Het pand aan de [adres] te [plaats] (g en h)
4.44
Partijen verschillen niet van standpunt dat het bedrijfspand, gelegen [adres] , [postcode] [plaats] , tot het te verrekenen vermogen behoort. Wel verschillen partijen van standpunt over de aan dit pand toe te kennen waarde op de peildatum van 9 april 2020. De man heeft dit bedrijfspand na de peildatum aan zijn onderneming verkocht.
4.45
De man stelt dat de waarde van het bedrijfspand op de peildatum € 710.000,- bedroeg. Omdat de daaraan verbonden hypothecaire geldlening € 405.000,- bedroeg, komt op grond daarvan € 152.500,- ter verrekening aan de vrouw toe.
4.46
De vrouw stelt dat de waarde van het bedrijfspand op de peildatum minimaal € 825.000,- bedroeg. Indien de man daar niet mee kan instemmen, dient volgens de vrouw het pand door een onafhankelijke deskundige te worden getaxeerd. Daarnaast wenst de vrouw geïnformeerd te worden over de hypothecaire geldlening die was verbonden aan dit pand.
4.47
De rechtbank overweegt dat de man ter onderbouwing van de waarde van het bedrijfspand een taxatierapport in het geding heeft gebracht (productie 18 bij het verweerschrift, tevens houdende zelfstandig verzoek). Dit rapport is opgesteld op 8 mei 2020 en stelt de waarde per 30 maart 2020 op € 710.000,-. In dit rapport is gemotiveerd uiteengezet hoe de taxateur tot deze waarde is gekomen; zo is de staat van onderhoud van het pand weergegeven en zijn de sterke en zwakke punten van het pand benoemd.
4.48
De vrouw heeft de inhoud van het door de man overgelegde taxatierapport op zichzelf niet bestreden. Ter weerlegging van het standpunt van de man heeft de vrouw een rapport in het geding gebracht waarin de waarde is gesteld op € 825.000,-. Naar het oordeel van de rechtbank kan dit rapport evenwel niet, althans onvoldoende dienen ter onderbouwing van de waarde van het onderhavige pand op de peildatum. Daarbij overweegt de rechtbank dat het rapport dateert uit 2015, dat wil zeggen geruime tijd voor de peildatum van 9 april 2020. Bovendien betreft het hier slechts een verkort rapport en is daarin de staat (van onderhoud) van het pand summier beschreven.
4.49
In de door de man overgelegde brief van Fermont van 9 april 2021 (productie 38 bij brief van mr.
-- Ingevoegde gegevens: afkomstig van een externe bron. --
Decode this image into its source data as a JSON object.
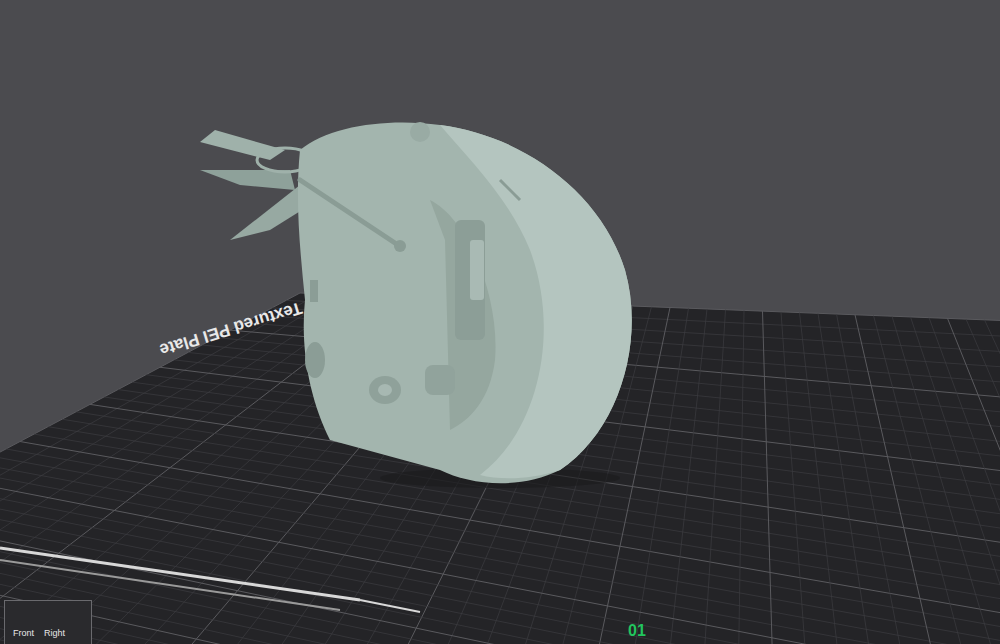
{
  "viewport": {
    "plate": {
      "label": "Textured PEI Plate",
      "number": "01"
    }
  },
  "nav_cube": {
    "faces": [
      "Front",
      "Right"
    ]
  }
}
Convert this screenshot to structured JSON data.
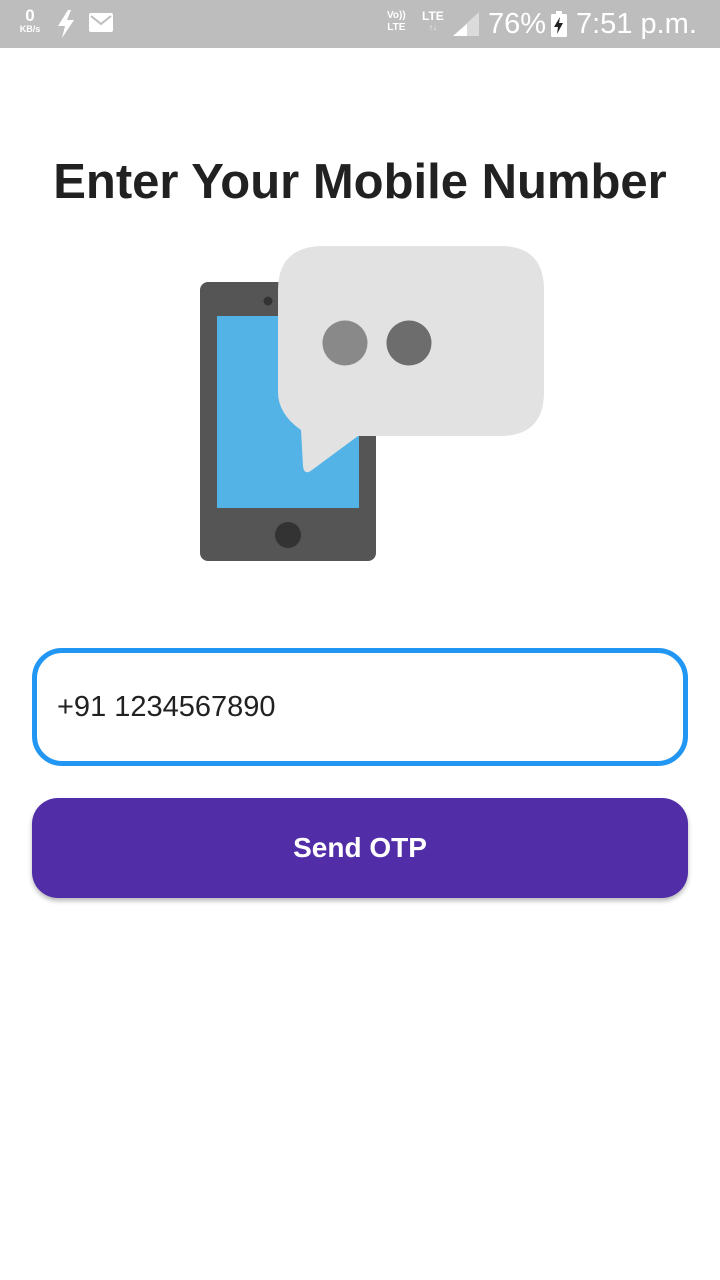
{
  "status_bar": {
    "net_speed_value": "0",
    "net_speed_unit": "KB/s",
    "volte_top": "Vo))",
    "volte_bottom": "LTE",
    "lte_label": "LTE",
    "lte_arrows": "↑↓",
    "battery_percent": "76%",
    "time": "7:51 p.m.",
    "icons": [
      "flash-icon",
      "mail-icon",
      "signal-icon",
      "battery-charging-icon"
    ]
  },
  "page": {
    "title": "Enter Your Mobile Number"
  },
  "illustration": {
    "icon": "phone-chat-illustration",
    "colors": {
      "phone_body": "#555555",
      "phone_screen": "#54b3e6",
      "bubble": "#e2e2e2",
      "dot_light": "#898989",
      "dot_dark": "#6d6d6d"
    }
  },
  "form": {
    "phone_value": "+91 1234567890",
    "send_button_label": "Send OTP"
  },
  "colors": {
    "status_bar": "#bdbdbd",
    "input_border": "#2196f3",
    "button_bg": "#512da8",
    "title_text": "#212121"
  }
}
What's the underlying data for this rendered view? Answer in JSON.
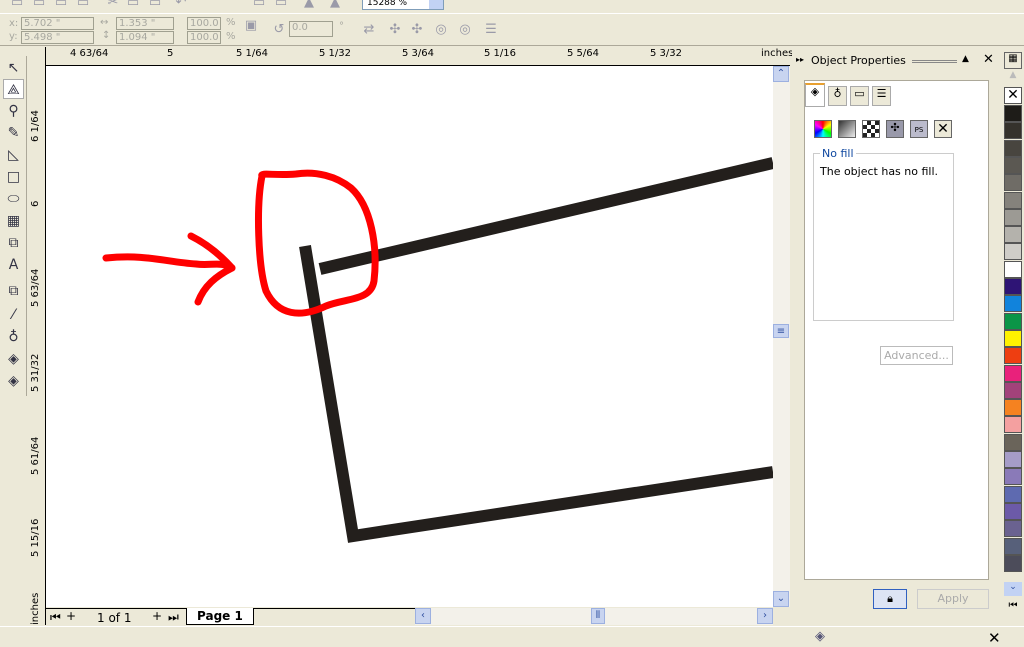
{
  "toolbar": {
    "zoom_value": "15288 %"
  },
  "property_bar": {
    "x_label": "x:",
    "x_value": "5.702 \"",
    "y_label": "y:",
    "y_value": "5.498 \"",
    "width_value": "1.353 \"",
    "height_value": "1.094 \"",
    "scale_x": "100.0",
    "scale_y": "100.0",
    "percent": "%",
    "angle": "0.0",
    "degree": "°"
  },
  "hruler": {
    "ticks": [
      "4 63/64",
      "5",
      "5 1/64",
      "5 1/32",
      "5 3/64",
      "5 1/16",
      "5 5/64",
      "5 3/32"
    ],
    "unit": "inches"
  },
  "vruler": {
    "ticks": [
      "6 1/64",
      "6",
      "5 63/64",
      "5 31/32",
      "5 61/64",
      "5 15/16"
    ],
    "unit": "inches"
  },
  "pagebar": {
    "page_count": "1 of 1",
    "page_tab": "Page 1"
  },
  "docker": {
    "title": "Object Properties",
    "fill_group_label": "No fill",
    "fill_description": "The object has no fill.",
    "advanced_button": "Advanced...",
    "apply_button": "Apply"
  },
  "palette": {
    "colors": [
      "#1e1c18",
      "#35322c",
      "#48453f",
      "#5b5852",
      "#6f6c66",
      "#85827c",
      "#9c9a94",
      "#b4b2ac",
      "#cfcdc8",
      "#ffffff",
      "#2e1475",
      "#1183dc",
      "#0b9547",
      "#fff200",
      "#ee3e11",
      "#e9217b",
      "#a2427a",
      "#f58220",
      "#f4a0a0",
      "#6a645a",
      "#a59cc8",
      "#8a7ab8",
      "#5e6ab0",
      "#6c5aa8",
      "#6a6290",
      "#57607a",
      "#4c4c5a"
    ]
  },
  "annotation_color": "#ff0000"
}
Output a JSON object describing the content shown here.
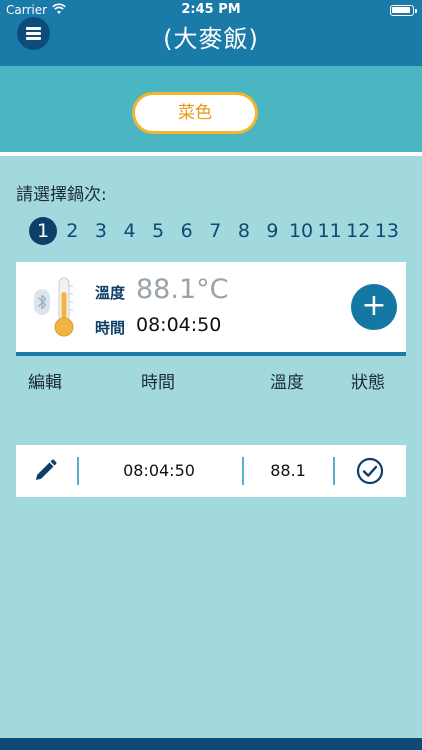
{
  "status_bar": {
    "carrier": "Carrier",
    "time": "2:45 PM"
  },
  "header": {
    "title": "(大麥飯)"
  },
  "band": {
    "pill_label": "菜色"
  },
  "batches": {
    "prompt": "請選擇鍋次:",
    "items": [
      "1",
      "2",
      "3",
      "4",
      "5",
      "6",
      "7",
      "8",
      "9",
      "10",
      "11",
      "12",
      "13"
    ],
    "selected": "1"
  },
  "reading": {
    "temp_label": "溫度",
    "temp_value": "88.1°C",
    "time_label": "時間",
    "time_value": "08:04:50",
    "add_symbol": "+"
  },
  "table": {
    "headers": [
      "編輯",
      "時間",
      "溫度",
      "狀態"
    ],
    "rows": [
      {
        "time": "08:04:50",
        "temp": "88.1"
      }
    ]
  },
  "colors": {
    "header": "#1a7aa8",
    "band": "#4ab6c2",
    "background": "#a2d9de",
    "accent": "#f1b530",
    "dark_blue": "#0e3f6a"
  }
}
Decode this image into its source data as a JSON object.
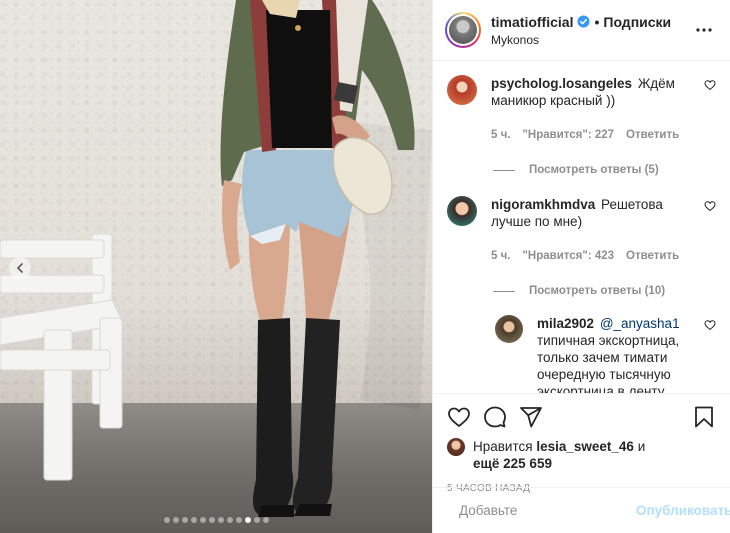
{
  "post": {
    "username": "timatiofficial",
    "follow_label": "Подписки",
    "bullet": "•",
    "location": "Mykonos",
    "more_icon": "ellipsis-icon"
  },
  "carousel": {
    "total": 12,
    "active": 10
  },
  "comments": [
    {
      "user": "psycholog.losangeles",
      "text": "Ждём маникюр красный ))",
      "time": "5 ч.",
      "likes": "\"Нравится\": 227",
      "reply": "Ответить",
      "view_replies": "Посмотреть ответы (5)"
    },
    {
      "user": "nigoramkhmdva",
      "text": "Решетова лучше по мне)",
      "time": "5 ч.",
      "likes": "\"Нравится\": 423",
      "reply": "Ответить",
      "view_replies": "Посмотреть ответы (10)"
    }
  ],
  "reply": {
    "user": "mila2902",
    "mention": "@_anyasha1",
    "text": "типичная экскортница, только зачем тимати очередную тысячную экскортница в ленту"
  },
  "actions": {
    "liked_by_prefix": "Нравится",
    "liked_by_user": "lesia_sweet_46",
    "liked_by_and": "и",
    "liked_by_more": "ещё 225 659",
    "timestamp": "5 ЧАСОВ НАЗАД"
  },
  "add_comment": {
    "placeholder": "Добавьте",
    "publish_label": "Опубликовать"
  },
  "colors": {
    "verified": "#3897f0",
    "publish_disabled": "#b2dffc",
    "muted": "#8e8e8e",
    "mention": "#00376b"
  }
}
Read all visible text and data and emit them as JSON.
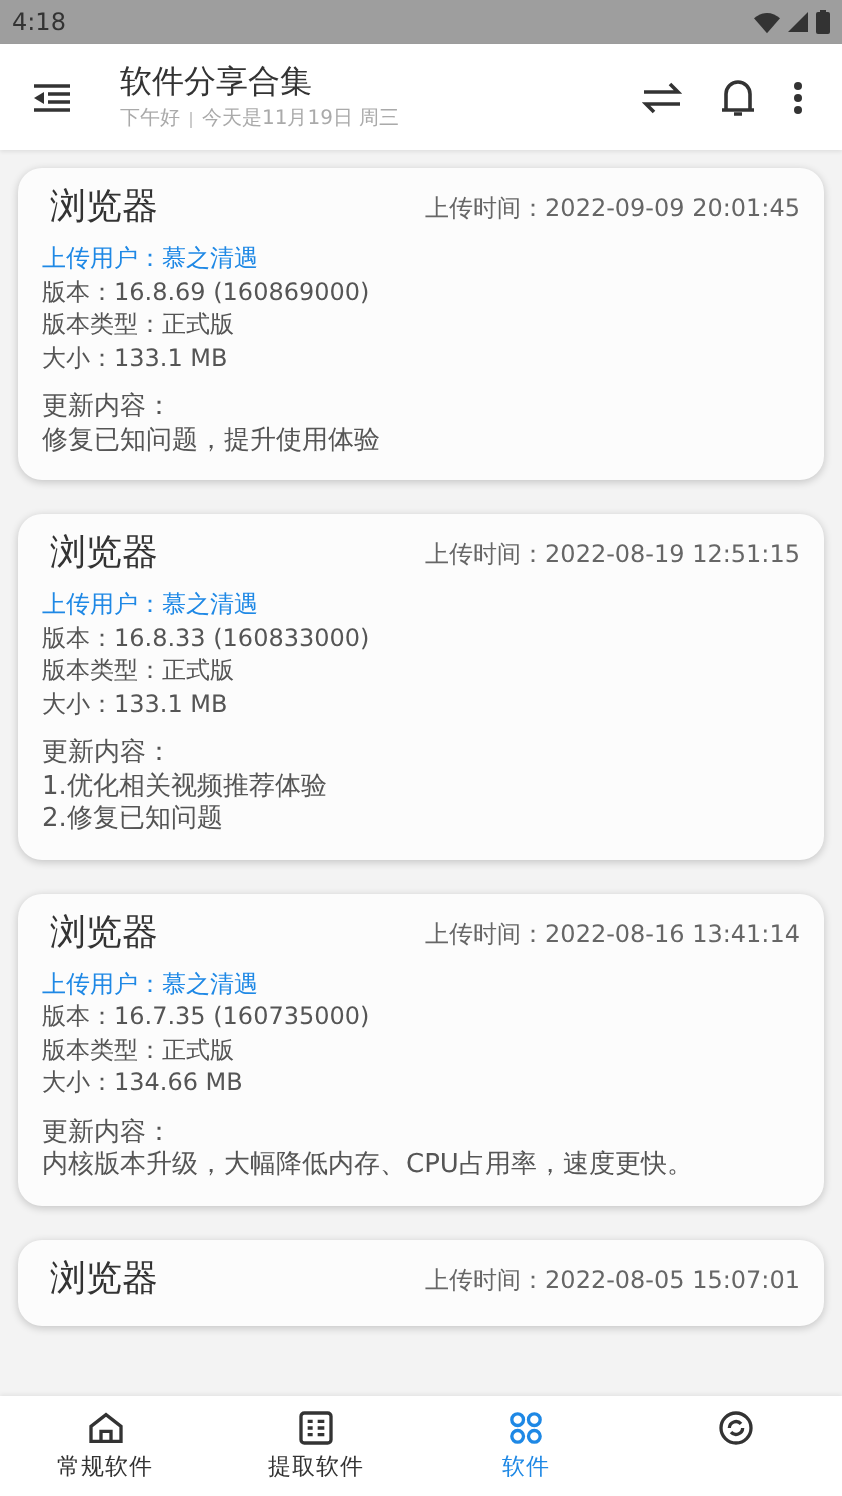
{
  "status_bar": {
    "time": "4:18"
  },
  "header": {
    "title": "软件分享合集",
    "greeting": "下午好",
    "date": "今天是11月19日 周三"
  },
  "cards": [
    {
      "name": "浏览器",
      "upload_time": "上传时间：2022-09-09 20:01:45",
      "uploader": "上传用户：慕之清遇",
      "version": "版本：16.8.69 (160869000)",
      "version_type": "版本类型：正式版",
      "size": "大小：133.1 MB",
      "changelog_title": "更新内容：",
      "changelog": [
        "修复已知问题，提升使用体验"
      ]
    },
    {
      "name": "浏览器",
      "upload_time": "上传时间：2022-08-19 12:51:15",
      "uploader": "上传用户：慕之清遇",
      "version": "版本：16.8.33 (160833000)",
      "version_type": "版本类型：正式版",
      "size": "大小：133.1 MB",
      "changelog_title": "更新内容：",
      "changelog": [
        "1.优化相关视频推荐体验",
        "2.修复已知问题"
      ]
    },
    {
      "name": "浏览器",
      "upload_time": "上传时间：2022-08-16 13:41:14",
      "uploader": "上传用户：慕之清遇",
      "version": "版本：16.7.35 (160735000)",
      "version_type": "版本类型：正式版",
      "size": "大小：134.66 MB",
      "changelog_title": "更新内容：",
      "changelog": [
        "内核版本升级，大幅降低内存、CPU占用率，速度更快。"
      ]
    },
    {
      "name": "浏览器",
      "upload_time": "上传时间：2022-08-05 15:07:01"
    }
  ],
  "bottom_nav": [
    {
      "kind": "home",
      "label": "常规软件",
      "selected": false
    },
    {
      "kind": "list",
      "label": "提取软件",
      "selected": false
    },
    {
      "kind": "grid",
      "label": "软件",
      "selected": true
    },
    {
      "kind": "refresh",
      "selected": false
    }
  ]
}
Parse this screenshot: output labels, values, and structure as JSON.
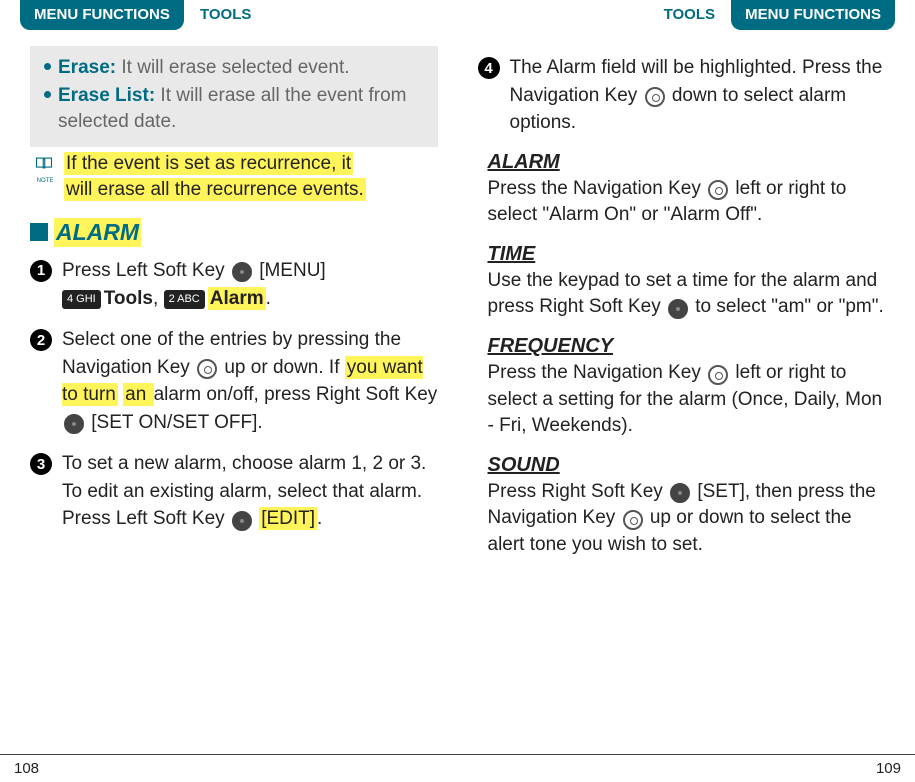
{
  "header": {
    "menu_functions": "MENU FUNCTIONS",
    "tools": "TOOLS"
  },
  "left_page": {
    "gray_box": {
      "erase_label": "Erase:",
      "erase_text": " It will erase selected event.",
      "erase_list_label": "Erase List:",
      "erase_list_text": " It will erase all the event from selected date."
    },
    "note_line1": "If the event is set as recurrence, it",
    "note_line2": "will erase all the recurrence events.",
    "alarm_title": "ALARM",
    "steps": {
      "s1_a": "Press Left Soft Key ",
      "s1_b": " [MENU] ",
      "s1_tools": "Tools",
      "s1_comma": ", ",
      "s1_alarm": "Alarm",
      "s1_end": ".",
      "s2_a": "Select one of the entries by pressing the Navigation Key ",
      "s2_b": " up or down. If ",
      "s2_hl1": "you want to turn",
      "s2_hl2": "an ",
      "s2_c": "alarm on/off, press Right Soft Key ",
      "s2_d": " [SET ON/SET OFF].",
      "s3_a": "To set a new alarm, choose alarm 1, 2 or 3. To edit an existing alarm, select that alarm. Press Left Soft Key ",
      "s3_hl": "[EDIT]",
      "s3_end": "."
    }
  },
  "right_page": {
    "step4_a": "The Alarm field will be highlighted. Press the Navigation Key ",
    "step4_b": " down to select alarm options.",
    "alarm_section": {
      "title": "ALARM",
      "body_a": "Press the Navigation Key ",
      "body_b": " left or right to select \"Alarm On\" or \"Alarm Off\"."
    },
    "time_section": {
      "title": "TIME",
      "body_a": "Use the keypad to set a time for the alarm and press Right Soft Key ",
      "body_b": " to select \"am\" or \"pm\"."
    },
    "freq_section": {
      "title": "FREQUENCY",
      "body_a": "Press the Navigation Key ",
      "body_b": " left or right to select a setting for the alarm (Once, Daily, Mon - Fri, Weekends)."
    },
    "sound_section": {
      "title": "SOUND",
      "body_a": "Press Right Soft Key ",
      "body_b": " [SET], then press the Navigation Key ",
      "body_c": " up or down to select the alert tone you wish to set."
    }
  },
  "footer": {
    "left": "108",
    "right": "109"
  },
  "keys": {
    "four": "4 GHI",
    "two": "2 ABC"
  }
}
Veldhof van 28 mei 2021) is daarenboven nader toegelicht waarom de taxateur in 2020 tot een andere waarde is gekomen dan de waarde genoemd in het verkort rapport van 2015. Hierin wordt onder meer vermeld dat de markthuur van bedrijfsruimtes en van kantoren in de loop der jaren is ingezakt. De afwaardering tussen 2015 en 2020 bedraagt ca 14%, wat verklaard wordt door een veranderde markt, taxatierichtlijnen ten opzichte van intercompany huurcontracten en het waardeloos worden van het afbouwpakket van de voormalige huurder van het pand. De vrouw heeft dit een en ander niet -voldoende gemotiveerd- bestreden, zodat de rechtbank van de juistheid hiervan uitgaat.
4.5
Gelet op het vorengaande, in onderling verband beschouwd, is de rechtbank van oordeel dat de man met de in het geding gebrachte stukken de door hem gestelde waarde van het bedrijfspand op de peildatum voldoende heeft onderbouwd. Aan hetgeen de vrouw hieromtrent heeft aangevoerd gaat de rechtbank als onvoldoende onderbouwd voorbij. De rechtbank ziet daarom geen aanleiding om, zoals de vrouw heeft verzocht, een deskundige te benoemen om de waarde van het bedrijfspand nader vast te stellen. De rechtbank zal in het kader van de onderhavige procedure uitgaan van een waarde van het pand aan de [adres] te [plaats] op de peildatum van € 710.000,-.
4.51
De vrouw heeft haar verweer tegen de hoogte van de hypothecaire geldlening op de peildatum onvoldoende onderbouwd, zodat wordt uitgegaan van een hypothecaire aflossing van € 405.000,- op de peildatum. Aan de vrouw komt € 152.500,- toe.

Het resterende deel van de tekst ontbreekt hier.